Ante una cartelera copada por toda clase de superhéroes de todas las calañas, donde hasta los más mediocres tienen su chance, en un género que ya está listo para morir por la repetición de clichés, la justa mirada del cinéfilo aburrido busca su redención en otro tipo de historias digamos más extremas. En este sentido el género que mejor responde es el thriller de venganzas anunciadas.

Un gran parte del público que va al cine no va precisamente a ver y oír berrear a Mary Poppins o cualquier otra mafufada de Disney. Van a redimir sus instintos por medio de lo que los narcos de Medellín llamaron alguna vez plata o plomo. Por eso tienen trabajo de sobra los últimos héroes de acción, aunque caigan en la categoría de “abuelos”.

Uno de ellos que ha corrido con verdadera mala suerte, porque sus compinches no lo aceptan en el gremio de los indestructibles, es Liam Neeson, cuya más reciente película tal vez no se asome a nuestra recatada cartelera de la cuarta transformación, pero sus versiones en DVD y Blu-ray es otra cosa.
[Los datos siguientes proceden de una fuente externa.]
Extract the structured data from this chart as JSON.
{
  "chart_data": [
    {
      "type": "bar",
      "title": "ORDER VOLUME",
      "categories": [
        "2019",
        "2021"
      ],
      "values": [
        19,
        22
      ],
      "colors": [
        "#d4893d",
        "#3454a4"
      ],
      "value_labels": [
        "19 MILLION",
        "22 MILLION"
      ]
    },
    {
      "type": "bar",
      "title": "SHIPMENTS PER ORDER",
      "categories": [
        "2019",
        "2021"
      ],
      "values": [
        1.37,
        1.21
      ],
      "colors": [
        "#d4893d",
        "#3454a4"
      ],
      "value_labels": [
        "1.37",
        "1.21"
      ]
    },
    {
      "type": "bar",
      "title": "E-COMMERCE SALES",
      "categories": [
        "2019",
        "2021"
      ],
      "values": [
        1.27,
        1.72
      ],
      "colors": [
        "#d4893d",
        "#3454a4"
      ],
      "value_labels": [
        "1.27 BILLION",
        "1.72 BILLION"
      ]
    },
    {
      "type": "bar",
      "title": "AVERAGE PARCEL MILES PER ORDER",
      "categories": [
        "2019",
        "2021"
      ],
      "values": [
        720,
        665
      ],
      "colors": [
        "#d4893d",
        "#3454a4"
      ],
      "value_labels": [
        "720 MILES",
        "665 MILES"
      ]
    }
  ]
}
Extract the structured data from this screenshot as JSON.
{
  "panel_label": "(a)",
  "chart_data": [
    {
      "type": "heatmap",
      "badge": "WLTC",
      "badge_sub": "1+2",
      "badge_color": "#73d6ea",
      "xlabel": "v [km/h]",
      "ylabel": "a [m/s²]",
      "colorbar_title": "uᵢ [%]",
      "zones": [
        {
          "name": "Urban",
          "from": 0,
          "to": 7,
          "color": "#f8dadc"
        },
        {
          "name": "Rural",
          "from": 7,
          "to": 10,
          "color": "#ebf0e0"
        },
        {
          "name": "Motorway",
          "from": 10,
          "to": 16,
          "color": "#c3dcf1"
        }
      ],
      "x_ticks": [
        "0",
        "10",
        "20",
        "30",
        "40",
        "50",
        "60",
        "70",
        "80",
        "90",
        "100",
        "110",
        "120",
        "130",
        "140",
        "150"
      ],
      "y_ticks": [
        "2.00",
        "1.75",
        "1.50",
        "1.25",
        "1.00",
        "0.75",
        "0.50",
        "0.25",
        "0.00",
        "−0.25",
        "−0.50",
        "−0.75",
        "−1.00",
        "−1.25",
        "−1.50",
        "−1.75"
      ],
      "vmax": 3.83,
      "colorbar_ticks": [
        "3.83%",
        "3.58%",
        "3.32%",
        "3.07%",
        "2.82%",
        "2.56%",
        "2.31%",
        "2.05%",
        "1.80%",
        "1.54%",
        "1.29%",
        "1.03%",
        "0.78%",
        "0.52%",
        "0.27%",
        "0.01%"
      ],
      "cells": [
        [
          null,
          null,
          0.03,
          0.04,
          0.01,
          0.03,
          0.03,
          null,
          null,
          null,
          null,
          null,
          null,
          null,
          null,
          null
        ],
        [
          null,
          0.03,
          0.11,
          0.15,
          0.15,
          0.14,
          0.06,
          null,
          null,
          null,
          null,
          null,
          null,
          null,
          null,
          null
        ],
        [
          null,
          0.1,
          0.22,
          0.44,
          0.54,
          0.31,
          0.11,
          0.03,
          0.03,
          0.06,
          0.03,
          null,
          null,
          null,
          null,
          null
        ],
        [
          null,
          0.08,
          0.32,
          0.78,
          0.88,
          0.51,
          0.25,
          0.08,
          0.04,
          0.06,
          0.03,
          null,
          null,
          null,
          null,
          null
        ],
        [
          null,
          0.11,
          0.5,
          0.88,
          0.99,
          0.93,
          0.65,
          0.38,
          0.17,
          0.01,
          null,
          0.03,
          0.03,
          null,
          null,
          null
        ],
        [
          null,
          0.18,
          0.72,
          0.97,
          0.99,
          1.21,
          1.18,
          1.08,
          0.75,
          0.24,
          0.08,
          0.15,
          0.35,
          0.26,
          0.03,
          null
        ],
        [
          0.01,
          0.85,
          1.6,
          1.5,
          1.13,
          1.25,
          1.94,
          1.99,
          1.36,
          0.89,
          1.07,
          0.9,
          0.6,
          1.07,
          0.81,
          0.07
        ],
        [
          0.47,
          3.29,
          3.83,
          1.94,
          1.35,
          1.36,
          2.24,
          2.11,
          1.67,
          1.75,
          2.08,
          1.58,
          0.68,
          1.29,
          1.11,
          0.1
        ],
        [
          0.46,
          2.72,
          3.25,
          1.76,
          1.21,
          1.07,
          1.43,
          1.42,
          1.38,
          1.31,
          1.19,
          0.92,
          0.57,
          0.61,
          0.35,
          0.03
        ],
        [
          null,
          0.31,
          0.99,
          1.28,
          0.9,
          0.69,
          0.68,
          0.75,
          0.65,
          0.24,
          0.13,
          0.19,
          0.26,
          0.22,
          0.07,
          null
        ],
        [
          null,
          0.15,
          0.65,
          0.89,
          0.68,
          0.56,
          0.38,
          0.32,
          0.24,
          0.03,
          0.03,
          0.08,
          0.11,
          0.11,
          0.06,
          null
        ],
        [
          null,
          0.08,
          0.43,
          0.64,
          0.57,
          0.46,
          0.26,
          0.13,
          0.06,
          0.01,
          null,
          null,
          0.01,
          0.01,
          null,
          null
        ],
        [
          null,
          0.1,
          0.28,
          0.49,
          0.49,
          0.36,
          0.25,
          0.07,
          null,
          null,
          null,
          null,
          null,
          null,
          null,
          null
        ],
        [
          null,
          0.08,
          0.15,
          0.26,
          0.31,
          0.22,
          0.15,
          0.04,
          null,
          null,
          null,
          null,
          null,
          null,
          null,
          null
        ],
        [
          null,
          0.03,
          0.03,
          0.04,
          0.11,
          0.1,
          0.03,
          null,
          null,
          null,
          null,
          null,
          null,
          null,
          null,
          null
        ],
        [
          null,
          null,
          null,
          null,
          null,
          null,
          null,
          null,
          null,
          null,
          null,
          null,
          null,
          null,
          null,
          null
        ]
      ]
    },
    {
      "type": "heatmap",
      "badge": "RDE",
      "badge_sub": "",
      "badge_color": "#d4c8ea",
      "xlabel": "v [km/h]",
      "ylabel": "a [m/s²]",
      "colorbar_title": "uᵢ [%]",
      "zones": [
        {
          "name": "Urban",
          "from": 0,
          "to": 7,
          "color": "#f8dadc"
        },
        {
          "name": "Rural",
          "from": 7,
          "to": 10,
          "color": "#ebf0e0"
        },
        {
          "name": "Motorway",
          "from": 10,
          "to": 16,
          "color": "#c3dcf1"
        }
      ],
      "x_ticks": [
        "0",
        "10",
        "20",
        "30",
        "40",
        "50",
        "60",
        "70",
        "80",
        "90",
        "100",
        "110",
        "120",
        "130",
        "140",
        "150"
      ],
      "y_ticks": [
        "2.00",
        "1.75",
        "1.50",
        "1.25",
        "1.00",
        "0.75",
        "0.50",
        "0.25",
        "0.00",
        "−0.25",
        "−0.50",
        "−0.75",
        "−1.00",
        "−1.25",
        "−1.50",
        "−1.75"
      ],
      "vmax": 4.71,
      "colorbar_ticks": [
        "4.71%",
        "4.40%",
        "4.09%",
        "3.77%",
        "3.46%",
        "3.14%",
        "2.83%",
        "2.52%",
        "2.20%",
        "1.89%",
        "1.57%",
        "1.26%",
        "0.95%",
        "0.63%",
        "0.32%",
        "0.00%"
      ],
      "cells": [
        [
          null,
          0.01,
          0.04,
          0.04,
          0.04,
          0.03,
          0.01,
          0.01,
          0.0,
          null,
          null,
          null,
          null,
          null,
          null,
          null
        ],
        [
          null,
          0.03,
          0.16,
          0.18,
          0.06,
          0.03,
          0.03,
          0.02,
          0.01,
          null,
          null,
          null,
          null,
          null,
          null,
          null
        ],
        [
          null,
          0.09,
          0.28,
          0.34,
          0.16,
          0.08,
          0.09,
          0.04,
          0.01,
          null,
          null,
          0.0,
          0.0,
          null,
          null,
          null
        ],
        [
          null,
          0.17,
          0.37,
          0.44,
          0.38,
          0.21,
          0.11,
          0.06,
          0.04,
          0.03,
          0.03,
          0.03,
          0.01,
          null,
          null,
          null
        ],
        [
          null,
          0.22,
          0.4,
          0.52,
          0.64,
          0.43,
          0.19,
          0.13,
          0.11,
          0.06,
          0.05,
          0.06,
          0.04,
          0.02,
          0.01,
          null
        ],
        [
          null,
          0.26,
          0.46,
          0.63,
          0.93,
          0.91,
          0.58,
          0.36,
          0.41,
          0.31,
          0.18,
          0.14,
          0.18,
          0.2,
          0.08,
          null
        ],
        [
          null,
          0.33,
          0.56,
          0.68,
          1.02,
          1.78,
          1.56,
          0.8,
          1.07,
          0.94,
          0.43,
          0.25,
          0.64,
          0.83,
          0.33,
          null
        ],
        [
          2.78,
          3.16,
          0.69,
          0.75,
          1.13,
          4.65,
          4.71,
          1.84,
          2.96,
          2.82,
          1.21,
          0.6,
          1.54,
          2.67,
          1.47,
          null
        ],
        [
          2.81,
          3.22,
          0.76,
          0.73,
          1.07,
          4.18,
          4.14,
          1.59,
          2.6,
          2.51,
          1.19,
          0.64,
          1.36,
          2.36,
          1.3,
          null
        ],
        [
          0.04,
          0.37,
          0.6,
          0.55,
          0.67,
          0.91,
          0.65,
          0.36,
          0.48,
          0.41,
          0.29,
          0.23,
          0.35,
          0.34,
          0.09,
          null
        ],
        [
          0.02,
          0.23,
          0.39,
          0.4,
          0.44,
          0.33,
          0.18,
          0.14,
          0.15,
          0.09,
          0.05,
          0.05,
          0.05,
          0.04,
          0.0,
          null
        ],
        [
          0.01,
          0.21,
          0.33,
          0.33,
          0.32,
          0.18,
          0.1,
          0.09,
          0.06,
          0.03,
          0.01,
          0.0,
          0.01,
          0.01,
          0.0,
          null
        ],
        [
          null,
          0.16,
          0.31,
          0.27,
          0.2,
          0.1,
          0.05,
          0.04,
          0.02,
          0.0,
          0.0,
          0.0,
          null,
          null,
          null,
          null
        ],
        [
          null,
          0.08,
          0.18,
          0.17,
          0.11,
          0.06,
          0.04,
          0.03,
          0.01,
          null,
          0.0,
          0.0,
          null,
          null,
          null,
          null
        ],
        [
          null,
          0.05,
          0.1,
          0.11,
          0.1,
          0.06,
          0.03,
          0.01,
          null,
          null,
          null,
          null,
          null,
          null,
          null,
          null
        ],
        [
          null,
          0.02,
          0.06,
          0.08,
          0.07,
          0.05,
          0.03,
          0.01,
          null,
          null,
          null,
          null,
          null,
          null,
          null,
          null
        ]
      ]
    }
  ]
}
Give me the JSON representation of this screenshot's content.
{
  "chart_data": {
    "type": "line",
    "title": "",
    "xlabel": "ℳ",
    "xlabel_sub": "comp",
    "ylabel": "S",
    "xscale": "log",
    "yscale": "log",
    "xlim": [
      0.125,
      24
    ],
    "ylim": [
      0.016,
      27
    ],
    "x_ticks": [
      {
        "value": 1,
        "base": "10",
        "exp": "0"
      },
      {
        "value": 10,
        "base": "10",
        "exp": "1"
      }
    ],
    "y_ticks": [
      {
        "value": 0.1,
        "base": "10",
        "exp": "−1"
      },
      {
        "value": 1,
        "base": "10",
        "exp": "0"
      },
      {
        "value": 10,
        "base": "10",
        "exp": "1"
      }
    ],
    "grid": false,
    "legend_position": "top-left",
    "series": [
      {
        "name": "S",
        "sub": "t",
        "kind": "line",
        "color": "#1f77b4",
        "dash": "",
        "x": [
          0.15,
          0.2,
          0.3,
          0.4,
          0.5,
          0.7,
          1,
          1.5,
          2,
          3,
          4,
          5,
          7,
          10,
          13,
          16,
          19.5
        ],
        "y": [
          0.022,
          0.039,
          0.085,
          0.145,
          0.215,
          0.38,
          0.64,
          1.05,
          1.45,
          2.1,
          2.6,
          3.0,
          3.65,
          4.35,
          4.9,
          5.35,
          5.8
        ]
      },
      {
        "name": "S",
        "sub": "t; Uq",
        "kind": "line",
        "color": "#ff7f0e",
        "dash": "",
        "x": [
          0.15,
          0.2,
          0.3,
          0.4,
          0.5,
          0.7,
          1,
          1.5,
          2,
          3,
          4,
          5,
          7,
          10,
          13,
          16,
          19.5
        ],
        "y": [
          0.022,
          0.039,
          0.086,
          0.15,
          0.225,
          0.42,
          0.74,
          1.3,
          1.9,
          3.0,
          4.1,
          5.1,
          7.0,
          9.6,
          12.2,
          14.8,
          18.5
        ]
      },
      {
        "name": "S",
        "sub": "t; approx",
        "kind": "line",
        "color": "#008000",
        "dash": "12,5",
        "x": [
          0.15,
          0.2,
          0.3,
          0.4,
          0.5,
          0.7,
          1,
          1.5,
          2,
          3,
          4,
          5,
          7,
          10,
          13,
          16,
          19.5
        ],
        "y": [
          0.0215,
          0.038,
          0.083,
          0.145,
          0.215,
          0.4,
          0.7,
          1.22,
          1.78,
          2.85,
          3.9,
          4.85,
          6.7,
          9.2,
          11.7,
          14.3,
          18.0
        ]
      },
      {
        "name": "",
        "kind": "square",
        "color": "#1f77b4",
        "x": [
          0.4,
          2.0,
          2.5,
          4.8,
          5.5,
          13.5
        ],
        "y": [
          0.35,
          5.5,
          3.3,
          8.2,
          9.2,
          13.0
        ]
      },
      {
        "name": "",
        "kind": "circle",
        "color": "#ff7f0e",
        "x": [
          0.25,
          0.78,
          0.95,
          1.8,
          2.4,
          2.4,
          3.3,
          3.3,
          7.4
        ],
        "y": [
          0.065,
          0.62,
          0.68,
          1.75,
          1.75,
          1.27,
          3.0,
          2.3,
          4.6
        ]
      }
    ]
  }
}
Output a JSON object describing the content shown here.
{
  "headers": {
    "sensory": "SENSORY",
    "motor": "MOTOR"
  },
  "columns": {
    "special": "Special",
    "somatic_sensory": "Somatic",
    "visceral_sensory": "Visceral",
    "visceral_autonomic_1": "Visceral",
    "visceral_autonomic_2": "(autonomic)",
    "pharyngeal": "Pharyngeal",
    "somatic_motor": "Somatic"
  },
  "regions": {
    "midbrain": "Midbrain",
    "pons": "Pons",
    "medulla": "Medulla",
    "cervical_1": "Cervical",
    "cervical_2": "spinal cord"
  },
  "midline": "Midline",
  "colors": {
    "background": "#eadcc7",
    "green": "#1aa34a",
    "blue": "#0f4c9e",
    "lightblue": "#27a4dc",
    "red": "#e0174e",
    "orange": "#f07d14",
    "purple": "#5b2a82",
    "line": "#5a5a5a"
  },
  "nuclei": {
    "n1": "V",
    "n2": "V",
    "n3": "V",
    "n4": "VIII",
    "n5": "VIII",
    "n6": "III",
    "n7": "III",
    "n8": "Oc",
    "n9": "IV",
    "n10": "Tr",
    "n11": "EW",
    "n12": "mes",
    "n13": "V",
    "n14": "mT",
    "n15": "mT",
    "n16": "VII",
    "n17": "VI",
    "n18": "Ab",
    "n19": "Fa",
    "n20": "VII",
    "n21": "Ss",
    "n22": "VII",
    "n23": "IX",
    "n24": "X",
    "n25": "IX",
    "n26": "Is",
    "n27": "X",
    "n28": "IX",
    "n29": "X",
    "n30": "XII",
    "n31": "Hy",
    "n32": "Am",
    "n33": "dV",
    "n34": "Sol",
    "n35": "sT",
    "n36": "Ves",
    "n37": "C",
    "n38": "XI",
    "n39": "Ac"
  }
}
Neeson es un trabajador de la nieve y, su barredora, su compañera. Todo trascurre en esos lugares cinematográficos donde aparentemente no sucede nada. Hasta que su hijo se va al otro mundo.

La defunción hace que Neeson se vuelva investigador de ocasión y, armado sólo con la barredora, un peligro letal para los presuntos culpables, unos narcos. Las muertes salvajes tienen que agradecerse porque se ejercen con una buena dosis de humor negro, disfrazada de actos de justicia. Si a eso se le agrega el factor de congelación, la peli se vuelve un catálogo de perversiones mortales que hielan la sangre.

El reparto es de los buenos: Laura Dern y William Forsythe encabezándolo y justificando el espíritu de la Serie-B, con alto presupuesto y sobada estética el mal, sin tomarse la justicia al pie de la letra.

Hasta las balas tienen su redención y hasta su remake, tal y como ha sucedido por la excelentísima Miss Bala, de Gerardo Naranjo, con la mejor balacera en directo del cine mexicano y la magníficas actuaciones de Sthepanie Sigman y Noé Hernández en una de las mejores películas del narco nacional y sus conexiones con el poder que corrompe y llena de billetes el bolsillo. Ahora Miss Bala es Gina Rodríguez, siempre en el lugar menos oportuno, dando lugar a una obra tal vez un poco más recatada con respecto a la salvajada oscura de la película original. Pero, con todo, vale.

Paso a los asesinatos clásicos avalados por nuestras dos máximas autoridades en la materia: José Luis Durán King y Ricardo Ham, que celebran la puesta en la pantalla del asesinato de Sharon Tate, previa a la fatídica fecha en que la familia Manson interrumpiera en su casa de Cielo Drive, 10050 W., en California, y cortara la vida de la actriz y sus invitados. Las credenciales del director, Daniel Farrands, incluyen trabajos de crimen con Jason, espectros socarrones y asesinos de Scream, fantasmas criminales de Amytyville y Freddy Krueger, más calles del infierno de todos tan gozado.

La Sharon está interpretada por la cantante y actriz, Hilary Duff, que también le metió a la ayuda humanitaria en Houston. Ahora, dicen algunos críticos, su actuación sacará chispas hasta que le meten cuchillo. Ella ha declarado: “Mientras no sea nominada para las Frambuesas Doradas, todo está bien”.